Corallina. Dasseno? No me cognosso miga, sala. Ho gusto che la me l’abbia dito, che da qua avanti me saverò regolar.

Ottavio. Colle persone della mia condizione si parla con rispetto.

Corallina. Caspita! Eccome!

Ottavio. Finalmente son chi sono.

Corallina. Finalmente el xe.

Ottavio. Cosa sono?

Corallina. Quel ch’el xe.

Ottavio. Che vuol dire?

Corallina. Eh, m’intendo mi co digo torta.

Ottavio. Non vorrei che vi prendeste spasso di me.

Corallina. Oh, la me compatissa. So el mio dover. Lustrissimo, me raccomando alla so protezion.

Ottavio. Dove posso, comandatemi.

Corallina. Grazie alla bontà de vussustrissima, la lassa che ghe basa la man.

Ottavio. Eh, no no...

Corallina. Cara ella... (gli bacia la mano)

Ottavio. Via brava, portatevi bene, e se non trovate il vostro conto a stare con Pantalone, verrete a stare con me.

Corallina. Oh magari, quando vorla che vegna?
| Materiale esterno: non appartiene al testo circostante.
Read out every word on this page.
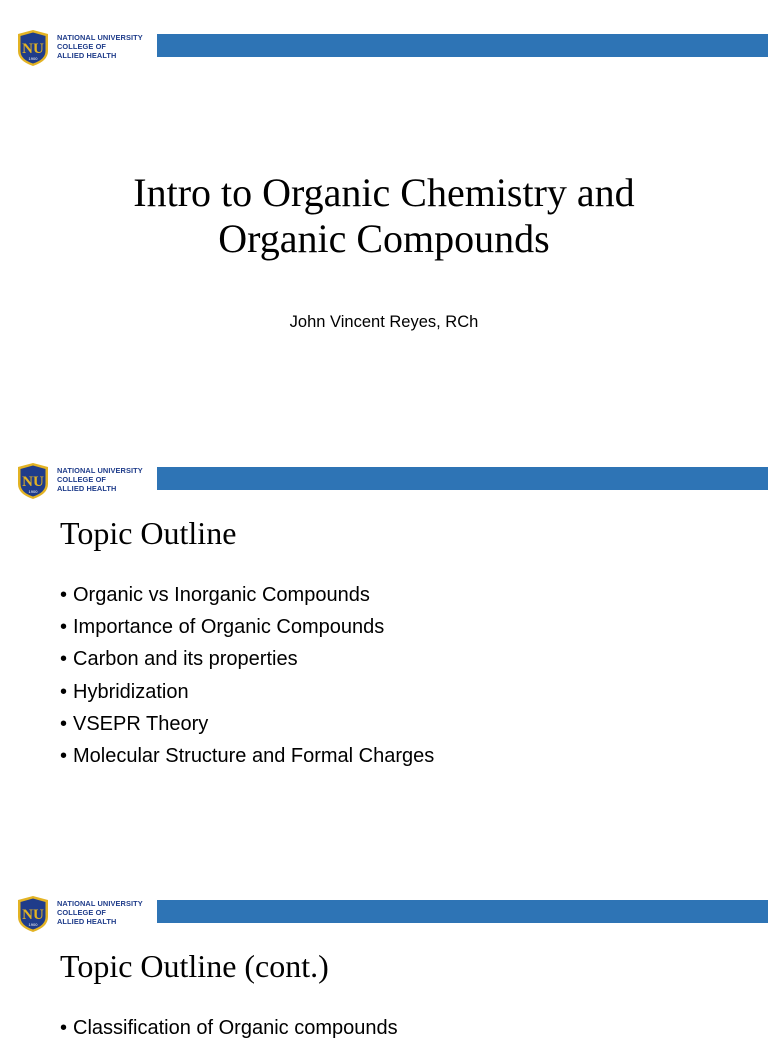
NU
1900
NATIONAL UNIVERSITY
COLLEGE OF
ALLIED HEALTH
Intro to Organic Chemistry and
Organic Compounds
John Vincent Reyes, RCh
NU
1900
NATIONAL UNIVERSITY
COLLEGE OF
ALLIED HEALTH
Topic Outline
• Organic vs Inorganic Compounds
• Importance of Organic Compounds
• Carbon and its properties
• Hybridization
• VSEPR Theory
• Molecular Structure and Formal Charges
NU
1900
NATIONAL UNIVERSITY
COLLEGE OF
ALLIED HEALTH
Topic Outline (cont.)
• Classification of Organic compounds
Ottavio. Non voglio far mal’opera con questo buon uomo; ma occorrendo... Basta, sapete dov’è il palazzo. Addio. (via)

Corallina. El so dove el xe quel nio de zeleghe[1]. El xe un palazzo che casca a tocchi. Bandiera vecchia a onor de capitanio. Oh, che caro sior Ottavio. In casa soa se sguazza co piove. I coppi xe rotti, i muri xe sfesi. I balconi no i gh’ha nè scuri, nè veri. Sì ben, anderò a star con elo, e tutti do anderemo a star con qualchedun altro. E con tutto che el xe al giazzo, el gh’ha un boccon de spuzza, che la se sente tre mia lontan. Poverazzo, el me fa peccà. Ma voggio andar a veder se el patron xe levà. Sto vecchietto me lo vôi coltivar. Me par ch’el me varda de bon occhio. Chi sa che col tempo

  1. Passere: v. Boerio.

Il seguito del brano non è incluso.